Newborn thrush vs milk tongue: How to tell the two apart
When you have a new baby, your whole world changes. Along with motherhood comes a range of new experiences you must learn… including identifying various health conditions. One common issue many new mums face relates to a white coating on their baby’s tongue.
Is it just a milk coating? Or could it be a more serious issue, namely newborn thrush (or oral thrush)? If you too have a newborn thrush vs milk tongue dilemma, we’re here to help.
Almost all newborns will have a white coating on their tongues — known as “milk tongue”. This is not surprising given that their main source of food for six months is milk. If a little one is formula-fed, the coating might look a bit thicker.
However, more often than not, the “milk tongue” coating gets automatically brushed off as your baby nurses, and his tongue brushes against the hard palate of his mouth. When the tongue does not reach the hard palate, some babies might develop persistent “milk tongue”.
This lack of friction between the tongue and hard palate might be caused by:
Tongue tie: This happens when the tissue that connects the tongue to the bottom of the mouth (the frenulum), is too short. This restricts movement of the tongue, hindering it from touching the roof of the mouth.
In turn, this absence of friction may cause “milk tongue”. Tongue tie can be rectified by a simple medical procedure, which you can read about here.
A high, hard palate: If the hard palate (the top of the mouth) is too arched for the tongue to rub against, it could lead to milk residue on the tongue.
If you suspect your little one’s hard palate is high, or arched, speak to a paediatrician.
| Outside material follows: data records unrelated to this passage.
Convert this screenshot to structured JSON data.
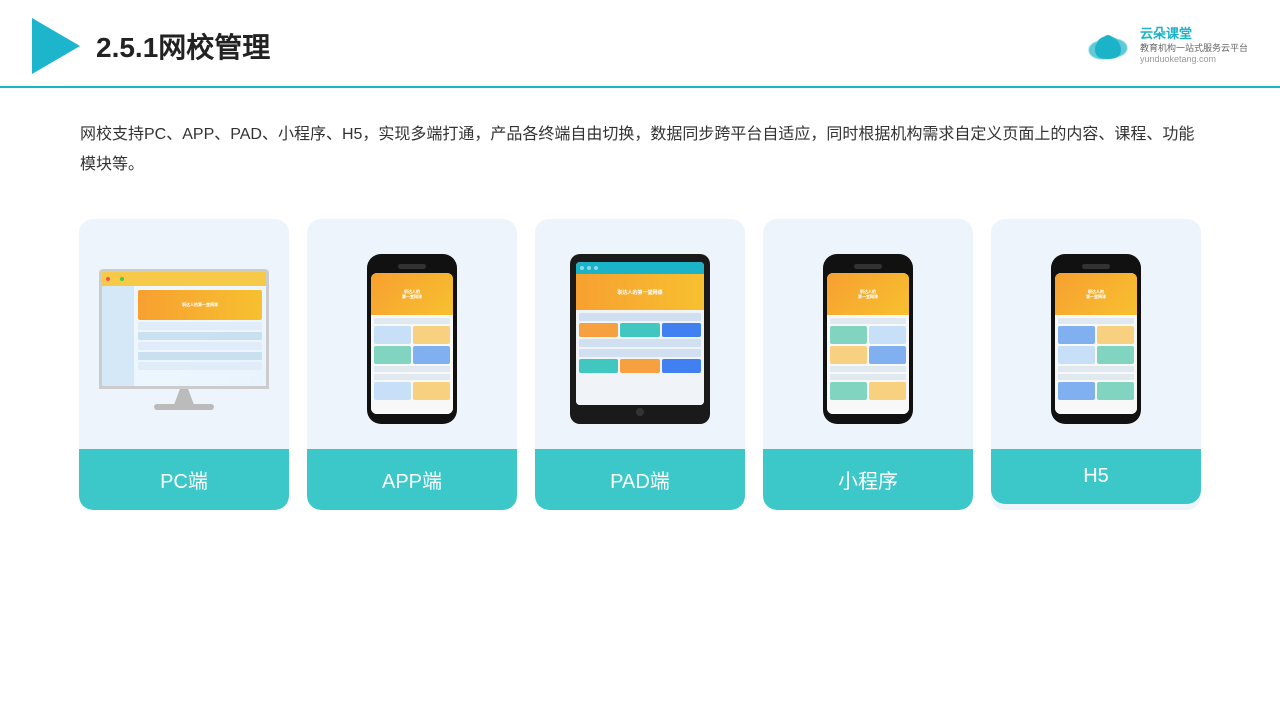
{
  "header": {
    "title": "2.5.1网校管理",
    "brand_name": "云朵课堂",
    "brand_sub": "教育机构一站\n式服务云平台",
    "brand_url": "yunduoketang.com"
  },
  "description": {
    "text": "网校支持PC、APP、PAD、小程序、H5，实现多端打通，产品各终端自由切换，数据同步跨平台自适应，同时根据机构需求自定义页面上的内容、课程、功能模块等。"
  },
  "cards": [
    {
      "label": "PC端",
      "type": "pc"
    },
    {
      "label": "APP端",
      "type": "phone"
    },
    {
      "label": "PAD端",
      "type": "tablet"
    },
    {
      "label": "小程序",
      "type": "phone"
    },
    {
      "label": "H5",
      "type": "phone"
    }
  ]
}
She/he will determine if this is the case, and then tell you what to do about it.
Before you panic, please know that oral thrush is a very common condition in newborns and even older babies.
Oral thrush is caused by a fungus called Candida Albicans. According to medical experts at the National Health Service, UK (NHS), this fungus is present in the mouth of healthy people and it usually doesn’t cause problems. But sometimes, it can overgrow and infect the membranes in the mouth.
What causes it?
If your baby has recently been given antibiotics, a “side effect” might be oral thrush. This is because the levels of “good” bacteria in your baby’s mouth are reduced by the antibiotics, allowing the growth of fungus levels.
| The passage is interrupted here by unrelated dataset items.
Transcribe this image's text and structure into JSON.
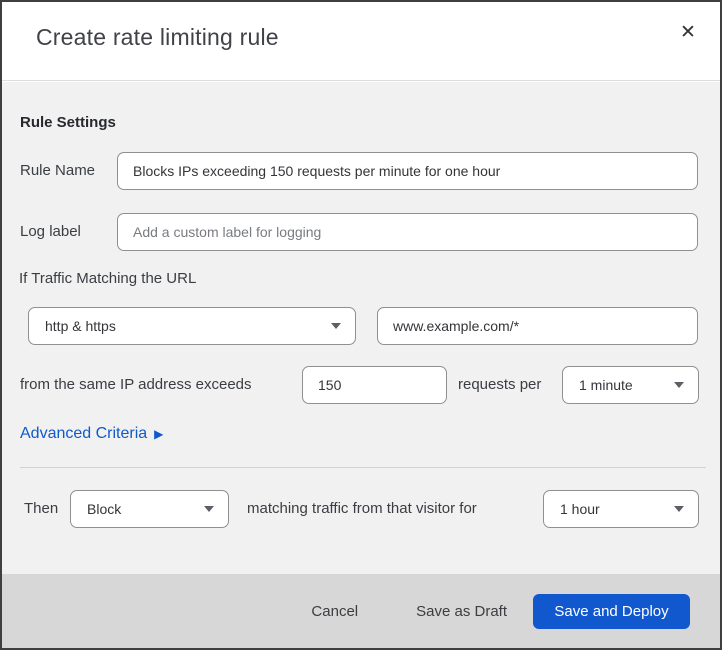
{
  "modal": {
    "title": "Create rate limiting rule",
    "close_icon": "✕"
  },
  "rule_settings": {
    "heading": "Rule Settings",
    "rule_name": {
      "label": "Rule Name",
      "value": "Blocks IPs exceeding 150 requests per minute for one hour"
    },
    "log_label": {
      "label": "Log label",
      "placeholder": "Add a custom label for logging"
    },
    "traffic_match": {
      "intro": "If Traffic Matching the URL",
      "scheme_select": {
        "value": "http & https"
      },
      "url_input": {
        "value": "www.example.com/*"
      }
    },
    "threshold": {
      "prefix": "from the same IP address exceeds",
      "requests_value": "150",
      "middle": "requests per",
      "period_select": {
        "value": "1 minute"
      }
    },
    "advanced_criteria": {
      "label": "Advanced Criteria",
      "arrow_icon": "▶"
    }
  },
  "action": {
    "prefix": "Then",
    "action_select": {
      "value": "Block"
    },
    "middle": "matching traffic from that visitor for",
    "duration_select": {
      "value": "1 hour"
    }
  },
  "footer": {
    "cancel_label": "Cancel",
    "save_draft_label": "Save as Draft",
    "save_deploy_label": "Save and Deploy"
  },
  "colors": {
    "link_blue": "#0f59cd",
    "primary_button_blue": "#1158cf",
    "body_background": "#f1f1f1",
    "footer_background": "#d7d7d7",
    "top_strip_navy": "#12283c"
  }
}
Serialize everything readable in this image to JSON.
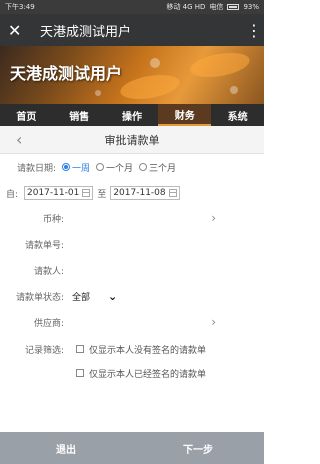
{
  "status_bar": {
    "time": "下午3:49",
    "network": "移动 4G HD",
    "carrier": "电信",
    "battery": "93%"
  },
  "app_bar": {
    "title": "天港成测试用户"
  },
  "banner": {
    "title": "天港成测试用户"
  },
  "nav": {
    "items": [
      "首页",
      "销售",
      "操作",
      "财务",
      "系统"
    ],
    "active": "财务"
  },
  "page": {
    "title": "审批请款单"
  },
  "form": {
    "date_label": "请款日期:",
    "date_options": [
      "一周",
      "一个月",
      "三个月"
    ],
    "date_selected": "一周",
    "from_label": "自:",
    "from_date": "2017-11-01",
    "to_label": "至",
    "to_date": "2017-11-08",
    "currency_label": "币种:",
    "request_no_label": "请款单号:",
    "requester_label": "请款人:",
    "status_label": "请款单状态:",
    "status_value": "全部",
    "supplier_label": "供应商:",
    "filter_label": "记录筛选:",
    "filter_option_1": "仅显示本人没有签名的请款单",
    "filter_option_2": "仅显示本人已经签名的请款单"
  },
  "footer": {
    "exit_label": "退出",
    "next_label": "下一步"
  },
  "colors": {
    "accent": "#2b7de9",
    "nav_active": "#e49a3a",
    "footer_bg": "#9aa0a8"
  }
}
Which is it in your newborn thrush vs milk tongue dilemma?
It’s actually quite simple to spot the difference. If it’s milk tongue, the white residue will easily come off when brushed gently with a soft, damp cloth, revealing a healthy, pink tongue underneath.
But if it’s newborn oral thrush, the white patches will not come off easily and may even bleed if you try too hard to remove them. Untreated newborn thrush may even be painful, resulting in your newborn being fussy at your breast.
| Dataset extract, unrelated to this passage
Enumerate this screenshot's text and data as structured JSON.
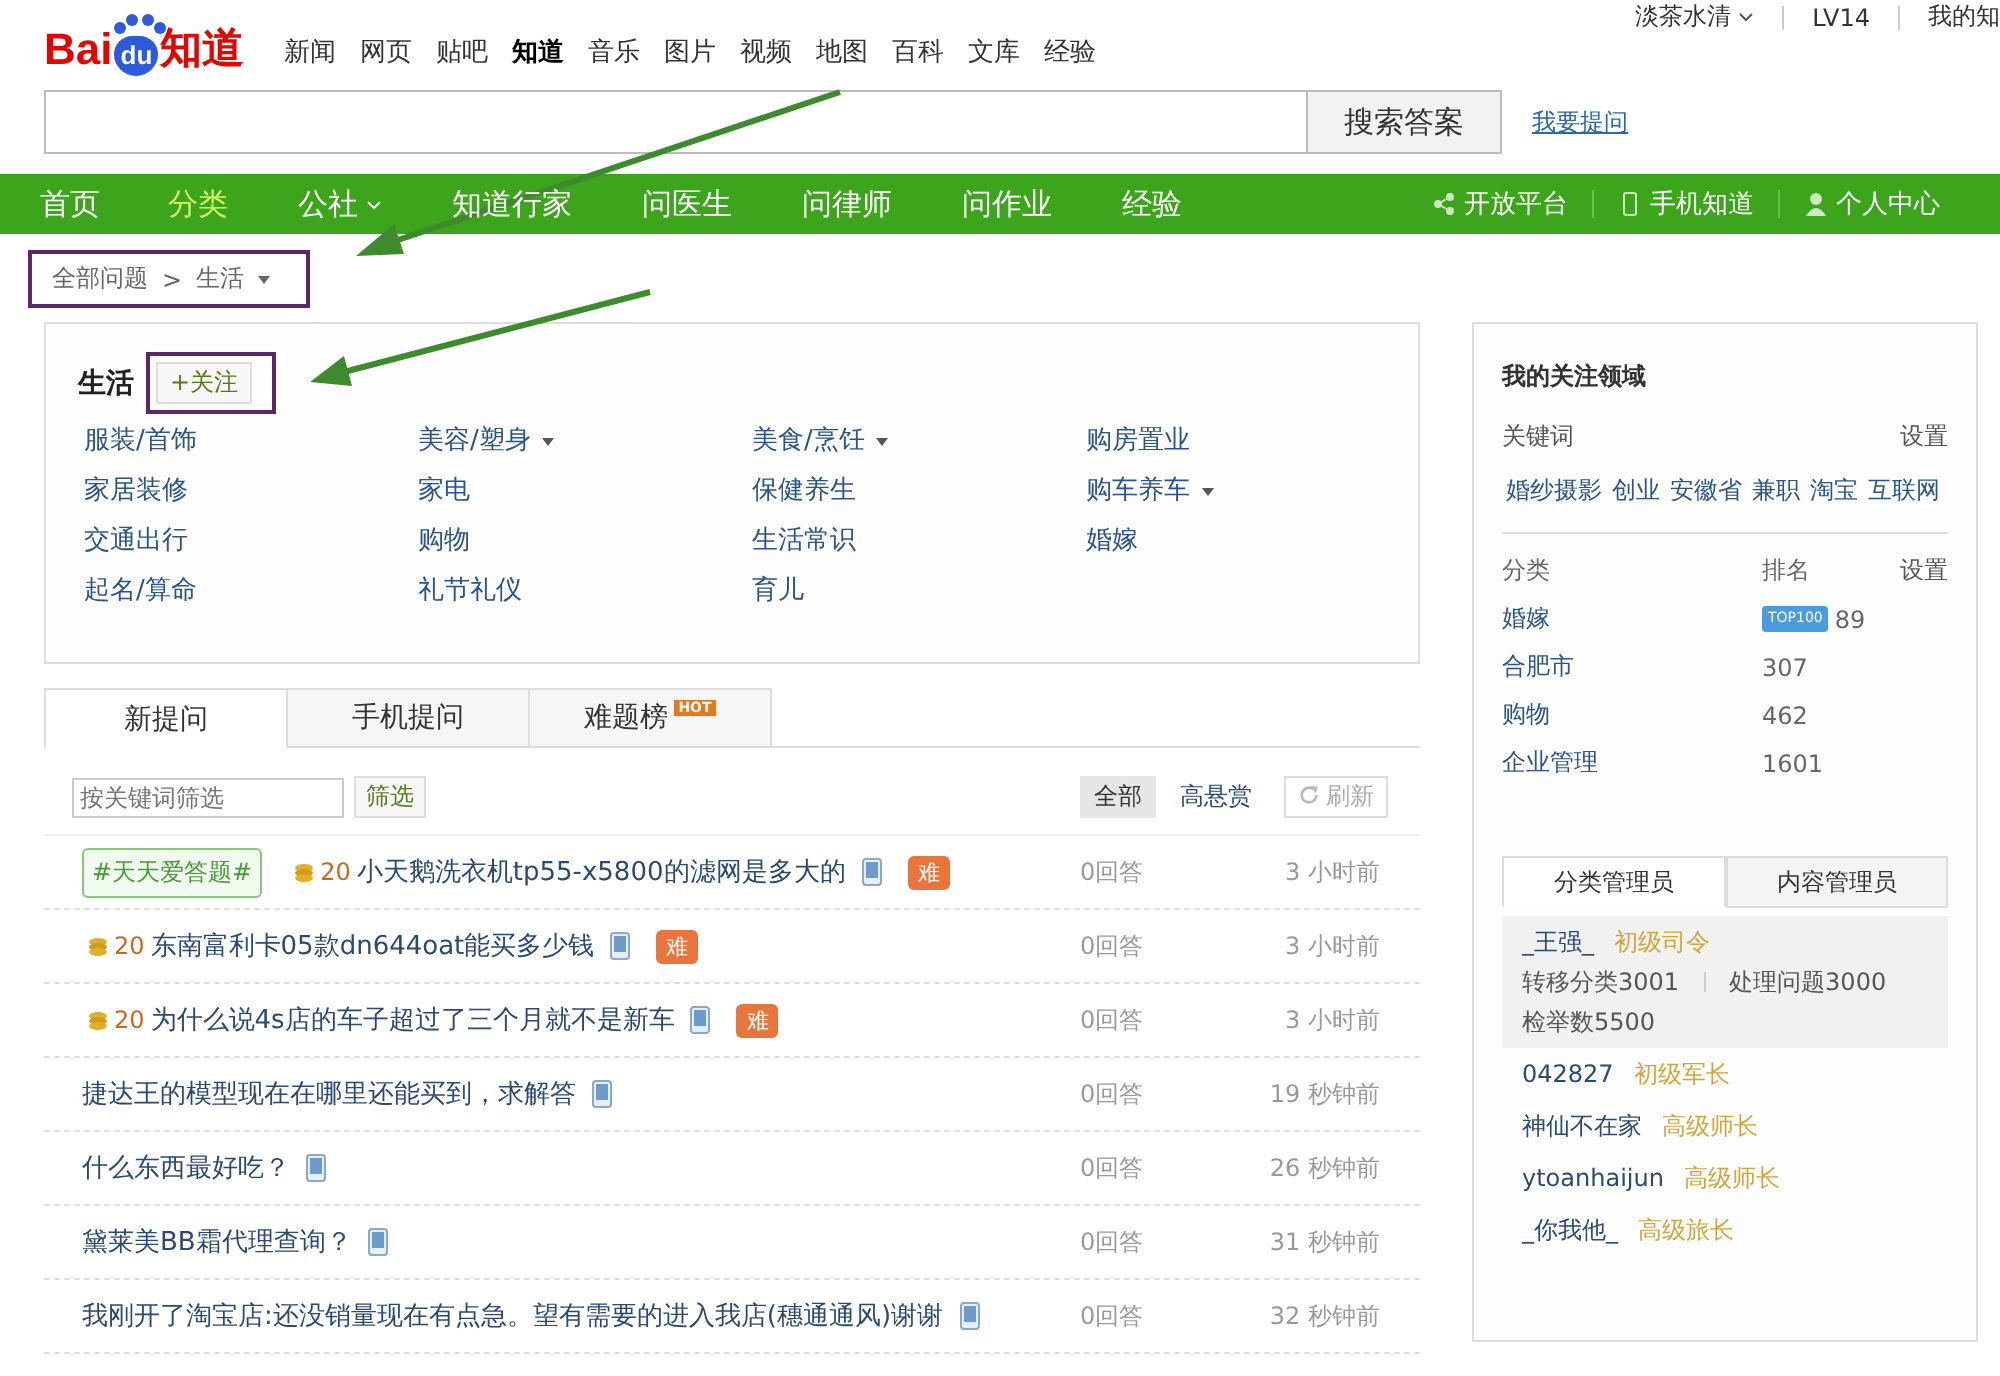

Mums, you’ll be relieved to know that oral thrush in most instances, is not dangerous. The treatment of oral thrush may be in the form of an oral anti-fungal gel which is applied to the inside of the mouth. An antifungal suspension may also be prescribed to be taken orally.
You can also help your breastfeeding baby by reducing your sugar intake while he is being treated for the thrush.
- If a pregnant mum has a vaginal yeast infection, she should get treated for it in order to prevent transmitting the infection to the baby during the process of a normal birth.
- A breastfeeding mum with a fungal infection around the nipple area should get treated for it immediately. This will prevent the infection from continuously passing to and fro between her and her baby.
- If a child is on prolonged antibiotics, taking probiotics may help restore the balance of oral and gut flora. This reduces the likelihood of a condition like oral thrush.
- Wash your hands well after changing your little one’s diaper. This helps prevent the spread of thrush as the fungus can be passed through your baby’s digestive system.
We hope this article has helped solve your newborn thrush vs milk tongue problem.